Newswise — Nearly 12 million visits made to U.S. hospital emergency departments in 2007 involved people with a mental disorder, substance abuse problem, or both, according to the latest News and Numbers from the Agency for Healthcare Research and Quality. This accounts for one in eight of the 95 million visits to emergency departments by adults that year.

Of these visits, about two-thirds involved patients with a mental disorder, one quarter was for patients with a substance abuse problem and the rest involved patients dealing with both a mental disorder and substance abuse.

The federal agency’s analysis also found that for the 12 million emergency department visits involving mental health and/or substance abuse problems:

o Depression and other mood disorders accounted for 43 percent of the visits, while 26 percent were for anxiety disorders and 23 percent involved alcohol-related problems.

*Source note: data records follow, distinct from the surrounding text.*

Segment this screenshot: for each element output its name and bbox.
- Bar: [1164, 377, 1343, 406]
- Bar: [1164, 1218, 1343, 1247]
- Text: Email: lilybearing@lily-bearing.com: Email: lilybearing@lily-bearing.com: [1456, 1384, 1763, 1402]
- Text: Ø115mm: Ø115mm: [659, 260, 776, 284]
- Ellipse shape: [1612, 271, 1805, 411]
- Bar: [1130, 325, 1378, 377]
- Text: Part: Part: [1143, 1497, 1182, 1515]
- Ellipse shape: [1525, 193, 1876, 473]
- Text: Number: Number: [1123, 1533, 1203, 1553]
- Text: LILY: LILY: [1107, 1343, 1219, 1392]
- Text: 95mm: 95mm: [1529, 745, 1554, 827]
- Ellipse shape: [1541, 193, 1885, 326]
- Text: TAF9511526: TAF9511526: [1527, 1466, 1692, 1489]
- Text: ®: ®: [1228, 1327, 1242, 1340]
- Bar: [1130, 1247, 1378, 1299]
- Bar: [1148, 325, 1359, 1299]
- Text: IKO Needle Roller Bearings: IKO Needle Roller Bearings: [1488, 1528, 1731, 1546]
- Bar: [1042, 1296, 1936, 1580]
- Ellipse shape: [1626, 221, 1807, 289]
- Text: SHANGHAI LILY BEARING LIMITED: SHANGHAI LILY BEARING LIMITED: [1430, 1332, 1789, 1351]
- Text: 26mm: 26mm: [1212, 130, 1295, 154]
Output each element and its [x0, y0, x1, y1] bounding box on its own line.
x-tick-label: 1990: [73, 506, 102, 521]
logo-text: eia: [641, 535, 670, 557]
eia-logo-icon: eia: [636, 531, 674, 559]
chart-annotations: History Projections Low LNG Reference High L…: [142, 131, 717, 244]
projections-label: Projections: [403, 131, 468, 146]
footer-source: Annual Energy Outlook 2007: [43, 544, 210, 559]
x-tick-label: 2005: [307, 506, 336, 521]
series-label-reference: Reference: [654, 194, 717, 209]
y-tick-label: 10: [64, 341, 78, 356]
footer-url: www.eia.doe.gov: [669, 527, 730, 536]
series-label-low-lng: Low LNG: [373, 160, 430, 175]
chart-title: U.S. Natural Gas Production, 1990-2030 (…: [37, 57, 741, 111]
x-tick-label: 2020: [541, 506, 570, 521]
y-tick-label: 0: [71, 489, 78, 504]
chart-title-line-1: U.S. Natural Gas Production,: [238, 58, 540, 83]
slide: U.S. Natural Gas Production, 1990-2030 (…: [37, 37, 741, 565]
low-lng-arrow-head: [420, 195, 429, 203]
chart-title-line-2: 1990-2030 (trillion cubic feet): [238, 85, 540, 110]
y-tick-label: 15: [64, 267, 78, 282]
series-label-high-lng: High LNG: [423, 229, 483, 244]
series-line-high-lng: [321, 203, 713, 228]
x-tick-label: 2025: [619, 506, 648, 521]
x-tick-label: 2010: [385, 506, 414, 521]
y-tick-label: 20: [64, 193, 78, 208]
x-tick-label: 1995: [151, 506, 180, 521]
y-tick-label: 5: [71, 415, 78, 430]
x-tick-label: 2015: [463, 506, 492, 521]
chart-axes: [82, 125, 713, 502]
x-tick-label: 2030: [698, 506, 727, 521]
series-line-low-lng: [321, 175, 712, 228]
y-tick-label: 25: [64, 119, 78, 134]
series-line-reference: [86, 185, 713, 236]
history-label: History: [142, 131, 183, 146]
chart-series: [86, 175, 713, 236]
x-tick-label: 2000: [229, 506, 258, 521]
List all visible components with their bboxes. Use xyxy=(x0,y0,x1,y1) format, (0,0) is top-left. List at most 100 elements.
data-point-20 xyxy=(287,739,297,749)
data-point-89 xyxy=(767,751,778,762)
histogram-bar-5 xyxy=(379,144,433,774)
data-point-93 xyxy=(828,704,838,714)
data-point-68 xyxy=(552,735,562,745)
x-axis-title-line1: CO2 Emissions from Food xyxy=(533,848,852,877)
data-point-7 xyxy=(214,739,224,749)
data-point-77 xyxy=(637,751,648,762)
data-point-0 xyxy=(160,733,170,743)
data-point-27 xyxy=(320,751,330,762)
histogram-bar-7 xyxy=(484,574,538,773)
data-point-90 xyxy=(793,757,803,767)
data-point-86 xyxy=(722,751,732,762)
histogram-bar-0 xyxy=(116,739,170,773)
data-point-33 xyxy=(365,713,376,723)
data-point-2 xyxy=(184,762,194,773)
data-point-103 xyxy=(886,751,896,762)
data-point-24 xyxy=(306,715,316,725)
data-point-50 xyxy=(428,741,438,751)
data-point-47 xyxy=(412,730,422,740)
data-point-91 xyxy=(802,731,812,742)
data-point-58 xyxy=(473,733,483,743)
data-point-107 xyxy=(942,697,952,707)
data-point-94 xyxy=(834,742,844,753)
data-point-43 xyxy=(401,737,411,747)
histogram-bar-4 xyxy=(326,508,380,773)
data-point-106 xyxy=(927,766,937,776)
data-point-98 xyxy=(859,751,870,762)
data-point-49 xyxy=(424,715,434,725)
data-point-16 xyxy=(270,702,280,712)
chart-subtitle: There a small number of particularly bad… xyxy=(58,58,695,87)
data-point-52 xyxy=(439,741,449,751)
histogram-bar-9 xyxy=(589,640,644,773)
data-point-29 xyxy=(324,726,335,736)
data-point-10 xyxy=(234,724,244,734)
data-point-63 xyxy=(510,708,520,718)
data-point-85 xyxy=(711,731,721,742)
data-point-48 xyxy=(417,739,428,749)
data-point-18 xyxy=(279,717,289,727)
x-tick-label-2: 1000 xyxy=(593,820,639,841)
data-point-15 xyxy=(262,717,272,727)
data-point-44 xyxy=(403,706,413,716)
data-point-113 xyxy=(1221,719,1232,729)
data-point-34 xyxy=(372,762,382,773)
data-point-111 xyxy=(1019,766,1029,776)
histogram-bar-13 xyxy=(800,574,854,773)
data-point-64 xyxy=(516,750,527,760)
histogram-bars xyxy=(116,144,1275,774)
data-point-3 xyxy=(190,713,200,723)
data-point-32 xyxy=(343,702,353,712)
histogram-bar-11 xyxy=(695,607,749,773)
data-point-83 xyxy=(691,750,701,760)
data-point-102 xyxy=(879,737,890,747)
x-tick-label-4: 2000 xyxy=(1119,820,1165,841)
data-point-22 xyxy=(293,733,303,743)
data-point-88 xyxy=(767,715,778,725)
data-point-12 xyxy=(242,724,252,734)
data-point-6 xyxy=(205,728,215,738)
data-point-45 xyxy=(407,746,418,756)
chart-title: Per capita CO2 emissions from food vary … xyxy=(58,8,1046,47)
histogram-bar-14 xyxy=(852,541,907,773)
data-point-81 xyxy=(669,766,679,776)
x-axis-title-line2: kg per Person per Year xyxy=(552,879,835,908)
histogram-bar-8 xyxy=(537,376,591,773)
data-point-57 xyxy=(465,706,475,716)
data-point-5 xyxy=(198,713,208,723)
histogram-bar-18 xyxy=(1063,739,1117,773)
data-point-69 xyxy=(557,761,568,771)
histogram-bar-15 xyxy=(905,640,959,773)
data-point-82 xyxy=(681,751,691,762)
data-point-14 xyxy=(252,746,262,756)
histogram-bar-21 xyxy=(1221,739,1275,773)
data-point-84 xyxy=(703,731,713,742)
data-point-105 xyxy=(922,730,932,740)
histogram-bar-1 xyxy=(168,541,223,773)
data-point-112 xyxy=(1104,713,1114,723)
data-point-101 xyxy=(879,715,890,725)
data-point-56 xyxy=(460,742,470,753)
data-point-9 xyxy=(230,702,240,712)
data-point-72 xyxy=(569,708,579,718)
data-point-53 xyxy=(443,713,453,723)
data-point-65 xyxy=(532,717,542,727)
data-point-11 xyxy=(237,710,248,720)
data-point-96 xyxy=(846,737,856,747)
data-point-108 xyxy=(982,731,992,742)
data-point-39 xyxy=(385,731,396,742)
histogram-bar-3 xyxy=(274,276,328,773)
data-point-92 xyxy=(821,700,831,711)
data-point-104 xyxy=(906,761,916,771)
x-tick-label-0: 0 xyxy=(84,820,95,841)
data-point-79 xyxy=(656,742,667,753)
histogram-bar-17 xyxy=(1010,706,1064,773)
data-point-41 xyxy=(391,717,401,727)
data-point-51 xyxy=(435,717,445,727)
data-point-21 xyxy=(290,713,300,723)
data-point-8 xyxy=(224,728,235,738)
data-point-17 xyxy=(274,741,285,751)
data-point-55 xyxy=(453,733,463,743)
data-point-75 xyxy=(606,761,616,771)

o Mental health and/or substance abuse-related visits were two and a half times more likely to result in hospital admission than visits not involving mental disorders and/or substance abuse. Nearly 41 percent of mental disorder and/or substance abuse-related visits resulted in hospitalization.

o Medicare was billed for 30 percent of all mental health and/or substance abuse emergency department visits; private insured was billed for 26 percent; the uninsured for 21 percent; and Medicaid 20 percent.

This AHRQ News and Numbers is based on data in Mental Health and Substance Abuse-Related Emergency Department Visits among Adults, 2007 (http://www.hcup-us.ahrq.gov/reports/statbriefs/sb92.pdf). The report uses statistics from the 2007 Nationwide Emergency Department Sample, an AHRQ database that is nationally representative of emergency department visits in all non-Federal hospitals. The Nationwide Emergency Department Sample contains 26 million records from emergency department visits from approximately 1,000 community hospitals nationwide. This represents 20 percent of all U.S. hospital emergency departments.